Max Berrú nos ha dejado. Fue, en la historia de nuestro grupo quien organizó con entusiasmo y desprendimiento muchos momentos que recordaremos siempre con gratitud; nuestro equipo de fútbol en Roma, siendo él y Durán los cracks. Múltiples relaciones sociales que luego nos permitía planificar vacaciones o alivianar ingratos trámites en Extranjería para obtener o renovar las visas de permanencia durante el exilio. En fin. Cocinero entusiasta y generoso. Llegó incluso a planificar un partido de fútbol con curas chinos que pasaban una temporada en el Vaticano. Su simpatía y cercanía en el trato eran únicas y quizá si, efectivamente, Max fuera de todos nosotros el mejor, el más dispuesto, el más feliz si los demás eran felices. Por eso fue auténticamente muy querido y reconocido.
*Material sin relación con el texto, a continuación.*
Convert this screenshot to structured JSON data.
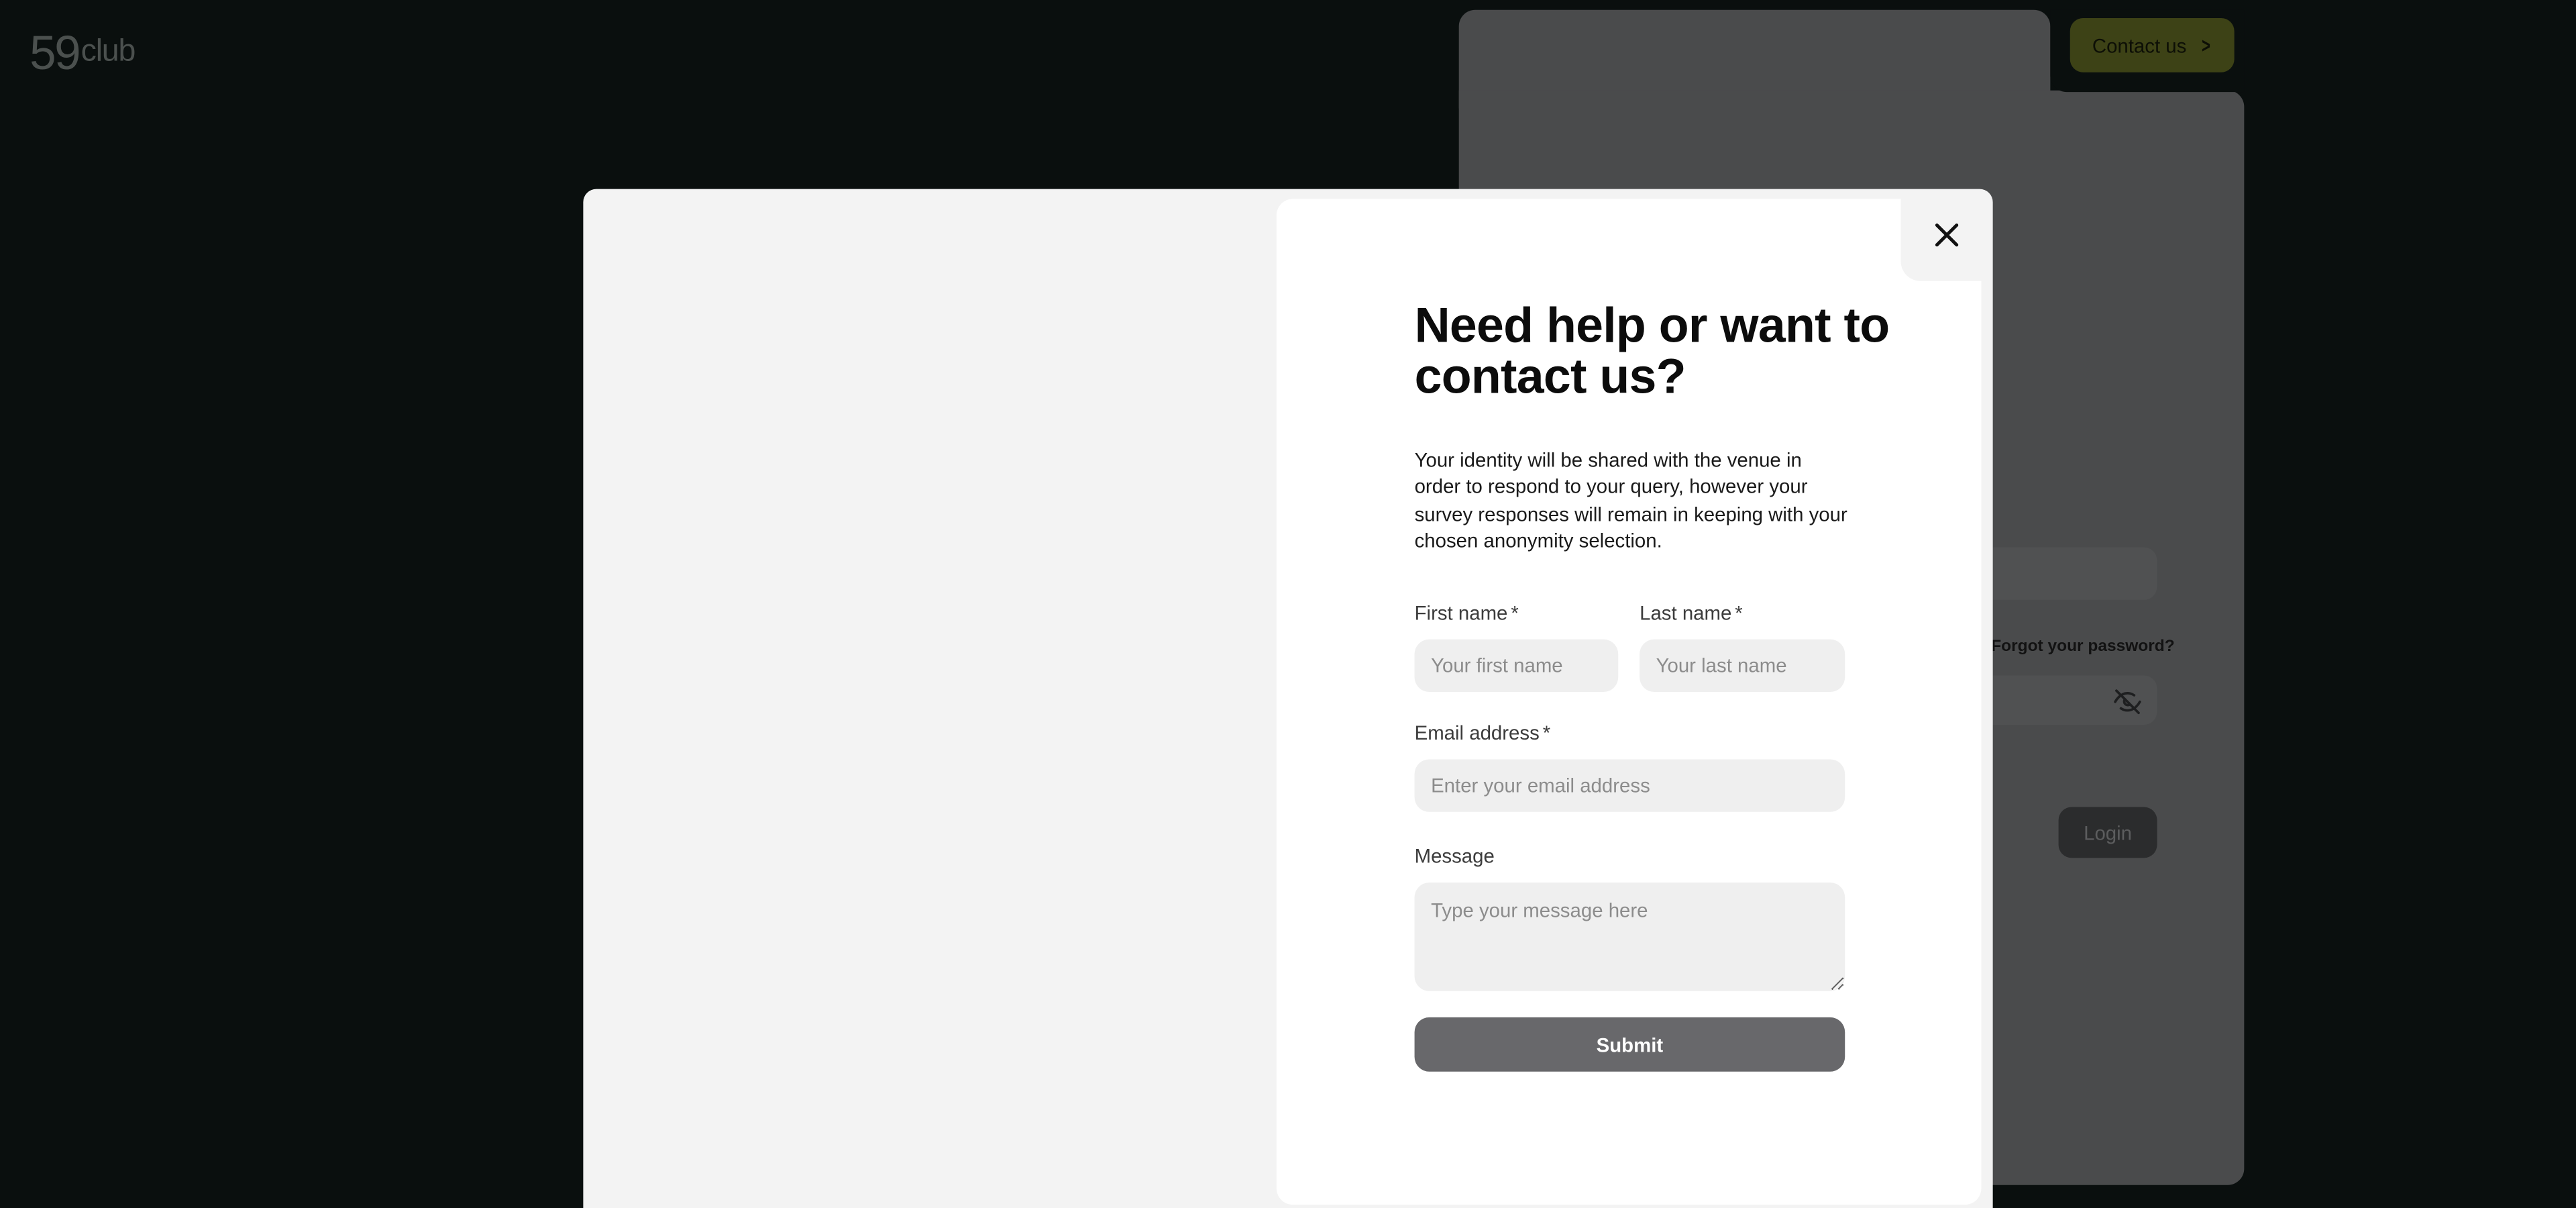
{
  "brand": {
    "logo_mark": "59",
    "logo_word": "club"
  },
  "background": {
    "contact_button_label": "Contact us",
    "forgot_password_link": "Forgot your password?",
    "login_button_label": "Login"
  },
  "modal": {
    "title": "Need help or want to contact us?",
    "description": "Your identity will be shared with the venue in order to respond to your query, however your survey responses will remain in keeping with your chosen anonymity selection.",
    "required_marker": "*",
    "fields": {
      "first_name": {
        "label": "First name",
        "placeholder": "Your first name",
        "value": ""
      },
      "last_name": {
        "label": "Last name",
        "placeholder": "Your last name",
        "value": ""
      },
      "email": {
        "label": "Email address",
        "placeholder": "Enter your email address",
        "value": ""
      },
      "message": {
        "label": "Message",
        "placeholder": "Type your message here",
        "value": ""
      }
    },
    "submit_label": "Submit"
  },
  "icons": {
    "close": "close-icon",
    "contact_chevron": "chevron-right-icon",
    "password_toggle": "eye-off-icon"
  },
  "colors": {
    "page_background": "#0a0f0e",
    "accent_button": "#3d4216",
    "submit_button": "#68686b",
    "modal_background": "#f3f3f3",
    "panel_background": "#ffffff"
  }
}
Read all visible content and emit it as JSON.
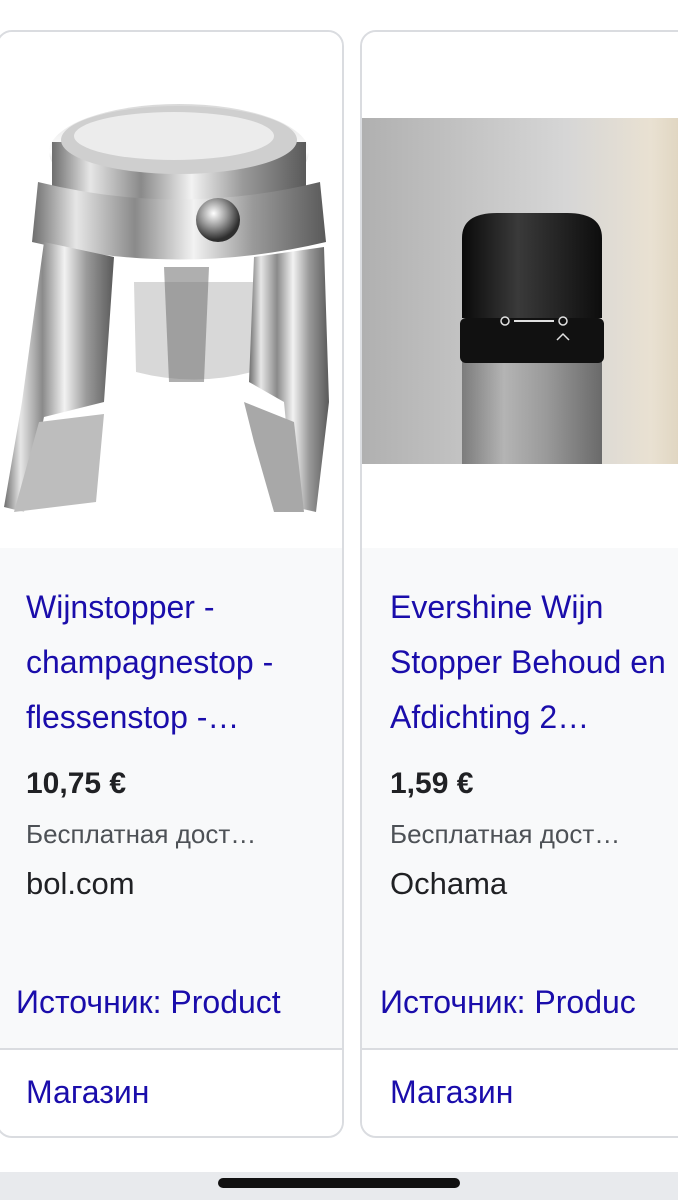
{
  "products": [
    {
      "title": "Wijnstopper - champagnestop - flessenstop -…",
      "price": "10,75 €",
      "shipping": "Бесплатная дост…",
      "merchant": "bol.com",
      "source": "Источник: Product",
      "store": "Магазин",
      "image": "stainless-champagne-stopper"
    },
    {
      "title": "Evershine Wijn Stopper Behoud en Afdichting 2…",
      "price": "1,59 €",
      "shipping": "Бесплатная дост…",
      "merchant": "Ochama",
      "source": "Источник: Produc",
      "store": "Магазин",
      "image": "black-vacuum-wine-stopper"
    }
  ],
  "colors": {
    "link": "#1a0dab",
    "text": "#202124",
    "muted": "#4d5156",
    "card_bg": "#f8f9fa",
    "border": "#dadce0"
  }
}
También Max fue nuestra conexión con el mundo Macondiano, con el mundo de las historias fantásticas de su pueblo natal, Cariamanga, en el sur de Ecuador, que a ratos pensábamos las inventaba para hacernos pasar un momento grato. Que los otros estuvieran agradados era la preocupación que Max tuvo toda su vida.
Abrió de par en par la casa de su numerosa familia quiteña para que nos hospedáramos a gusto cada vez que allá llegábamos, otro tanto con su casa de Ñuñoa.
Cuando lo conocí, a mediados de 1967, cantaba una canción de su tierra ecuatoriana de modo fascinante: “Mi Quito tiene un sol grande / Y sus noches estrelladas / La luna por el oriente / Alumbra en las madrugadas”.
Su timbre de voz era encantador y único. Lo mejor, cuando las dolidas rancheras, o “Perdón”, de Daniel Santos, se apoderaban de su voz con sentimiento auténtico, por que Max vivió seguramente en vida las desgarradas historias que cantaba.
En Abril de 1997 dejó el grupo en un memorable concierto que hicimos en el Teatro Caupolicán que culminó con una banda de mariachis acompañándolo en una de sus canciones favoritas.
Max había perdido a fines de los ochenta gravemente la audición de uno de sus oídos y eso hacía difícil su desenvoltura en el escenario, espacio de por si caótico en lo acústico. El Inti perdió una de sus voces encantadoras y a uno de sus integrantes fundadores. Y este episodio indeseado fue para Max una herida que nunca cicatrizó.
Pero bueno, creo finalmente que la vida del Inti fue para Max una canción gloriosa y también dolorosa, como aquellas que coherentemente nos susurró desde el fondo de su corazón a nuestros oídos y, que nunca olvidaremos, como aquel “pasillo” de su tierra natal.
“Oye, bajo las ruinas de mis pasiones
en el fondo de esta alma que ya no alegras
entre polvo de ensueños y de ilusiones
yacen entumecidas mis flores negras”.
Max nos deja a sus hijos músicos, que también son nuestros: Tocori y Cristóbal y a su hija menor Aruma. En los ojos de ellos seguiremos viendo la tierna mirada de nuestro querido Max.